Rose ist hart, ja man könnte zuweilen versucht werden, ihn unbarmherzig zu nennen – aber er ist durchaus gerecht! Wie kam es, daß er, ein so gerechter Mann, seiner Frau kein Vertrauen schenkte?«

»Weil eine ihn betrogen, verdammte er das ganze Geschlecht.«

»Er verdammte es nicht,« sagte Agnes eifrig, »er hielt nur als vorsichtiger Mann mit seinem Vertrauen zurück, weil er einmal getäuscht worden – hätte er das Geschlecht verdammt – er würde sich nicht vermählt haben – o nein, sicher nicht!

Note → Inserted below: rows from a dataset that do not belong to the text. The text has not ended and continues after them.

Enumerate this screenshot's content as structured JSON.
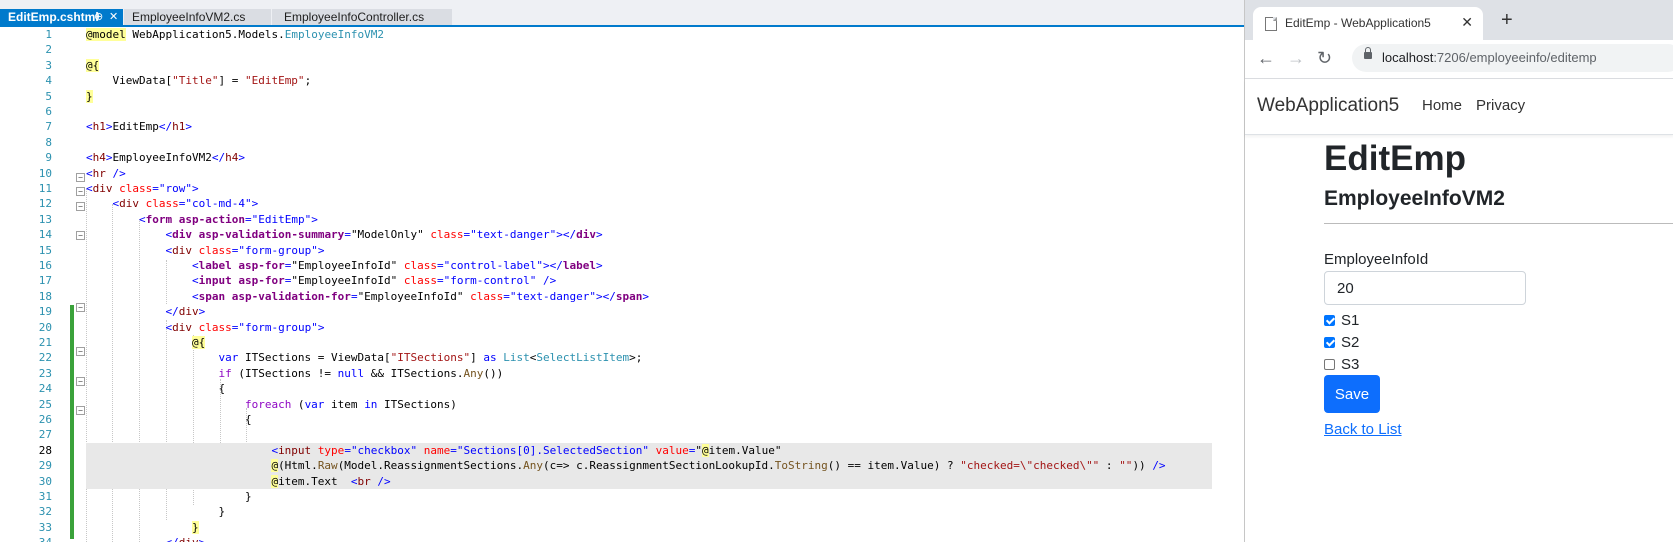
{
  "ide": {
    "tabs": [
      {
        "label": "EditEmp.cshtml",
        "pin": "⊕",
        "close": "✕"
      },
      {
        "label": "EmployeeInfoVM2.cs"
      },
      {
        "label": "EmployeeInfoController.cs"
      }
    ],
    "line_numbers": [
      "1",
      "2",
      "3",
      "4",
      "5",
      "6",
      "7",
      "8",
      "9",
      "10",
      "11",
      "12",
      "13",
      "14",
      "15",
      "16",
      "17",
      "18",
      "19",
      "20",
      "21",
      "22",
      "23",
      "24",
      "25",
      "26",
      "27",
      "28",
      "29",
      "30",
      "31",
      "32",
      "33",
      "34"
    ],
    "current_line": "28"
  },
  "browser": {
    "tab_title": "EditEmp - WebApplication5",
    "tab_close": "✕",
    "new_tab": "+",
    "url_host": "localhost",
    "url_path": ":7206/employeeinfo/editemp",
    "nav_back": "←",
    "nav_forward": "→",
    "nav_reload": "↻"
  },
  "site": {
    "brand": "WebApplication5",
    "nav": [
      "Home",
      "Privacy"
    ],
    "heading": "EditEmp",
    "subheading": "EmployeeInfoVM2",
    "field_label": "EmployeeInfoId",
    "field_value": "20",
    "checkboxes": [
      {
        "label": "S1",
        "checked": true
      },
      {
        "label": "S2",
        "checked": true
      },
      {
        "label": "S3",
        "checked": false
      }
    ],
    "save_label": "Save",
    "back_link": "Back to List"
  }
}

Ich bin sogar überzeugt, daß er mich seines Vertrauens für würdig hält, aber das Herz mancher Menschen und gerade das der edelsten Menschen, wozu ich mit Stolz meinen Mann rechne, hat die Eigenthümlichkeit, sich nur einmal zu öffnen; schließt es dann der Verrath, dann bleibt es für immer geschlossen.«

»Die Frauen sind doch besser als wir,« sagte der Doctor gerührt.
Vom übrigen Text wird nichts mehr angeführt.